A University of Queensland (UQ) marine biologist will use satellite technology to track tiger sharks as part of a project to better understand the greatly feared sea dwellers and prevent future attacks on bathers.
UQ PhD student Bonnie Holmes said the lack of knowledge about tiger sharks and their decreasing numbers in South-East Queensland motivated her to focus her research on the large ocean predator and that sponsorship was needed to commence her fieldwork in September.
"This information will be very valuable to the community because limited knowledge exists about tiger shark migratory patterns, preferred areas to hunt or breed in, or how they are impacted by humans," Ms Holmes said.
"They're thought of as mindless killers, but I want to show what lies behind their behaviour and why they are important to the Australian ecosystem."

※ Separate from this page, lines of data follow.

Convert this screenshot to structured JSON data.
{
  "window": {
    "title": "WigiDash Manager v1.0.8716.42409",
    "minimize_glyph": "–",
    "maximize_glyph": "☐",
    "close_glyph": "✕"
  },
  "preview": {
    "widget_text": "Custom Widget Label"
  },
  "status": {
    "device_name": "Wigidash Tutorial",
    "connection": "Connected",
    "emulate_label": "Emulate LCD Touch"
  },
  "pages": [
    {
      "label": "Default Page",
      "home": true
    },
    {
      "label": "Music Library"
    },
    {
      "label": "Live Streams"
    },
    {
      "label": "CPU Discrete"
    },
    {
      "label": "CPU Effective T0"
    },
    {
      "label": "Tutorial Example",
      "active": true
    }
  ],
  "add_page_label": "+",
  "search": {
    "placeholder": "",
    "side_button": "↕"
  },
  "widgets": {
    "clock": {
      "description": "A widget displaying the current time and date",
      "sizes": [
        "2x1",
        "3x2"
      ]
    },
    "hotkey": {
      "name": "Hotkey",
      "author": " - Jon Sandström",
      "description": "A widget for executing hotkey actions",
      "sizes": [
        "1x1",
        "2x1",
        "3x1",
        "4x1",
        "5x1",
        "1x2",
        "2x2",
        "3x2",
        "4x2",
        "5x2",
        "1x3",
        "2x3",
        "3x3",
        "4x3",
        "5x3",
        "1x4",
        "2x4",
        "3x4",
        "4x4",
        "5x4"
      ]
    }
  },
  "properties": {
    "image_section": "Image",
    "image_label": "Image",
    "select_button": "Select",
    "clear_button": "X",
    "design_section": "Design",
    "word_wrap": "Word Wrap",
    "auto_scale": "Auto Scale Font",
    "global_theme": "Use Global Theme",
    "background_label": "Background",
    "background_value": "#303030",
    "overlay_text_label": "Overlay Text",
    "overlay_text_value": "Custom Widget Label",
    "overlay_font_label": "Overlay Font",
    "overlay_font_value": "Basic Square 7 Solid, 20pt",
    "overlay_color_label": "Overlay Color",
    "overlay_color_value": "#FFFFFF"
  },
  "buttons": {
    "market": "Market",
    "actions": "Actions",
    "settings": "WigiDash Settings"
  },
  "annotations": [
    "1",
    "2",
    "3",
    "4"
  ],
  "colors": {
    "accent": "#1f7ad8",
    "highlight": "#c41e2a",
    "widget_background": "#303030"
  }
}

Ms Holmes will attach satellite tags to tiger sharks of different ages, gender and size to gain information about their migration, feeding and mating patterns under varying conditions and circumstances.
The research is the first of its kind in southern Queensland and will be conducted between Kingscliff in northern New South Wales and the Town of 1770 in Queensland.
While the use of satellite tags will provide essential shark tracking data, industry support is required to sustain the project over its three-year lifespan.
Satellite tags will cost between $1700 and $3500 each with current research partners including the Department of Primary Industry and Fisheries, and the Queensland Wildlife Preservation Society.
Ms Holmes plans to monitor at least 30 tiger sharks and collect data via the satellite tracking tags that transmit information each time the shark surfaces.
"I'm planning one four day field trip each month during winter and two each month in summer when there appears to be more tiger sharks in SEQ waters," she said.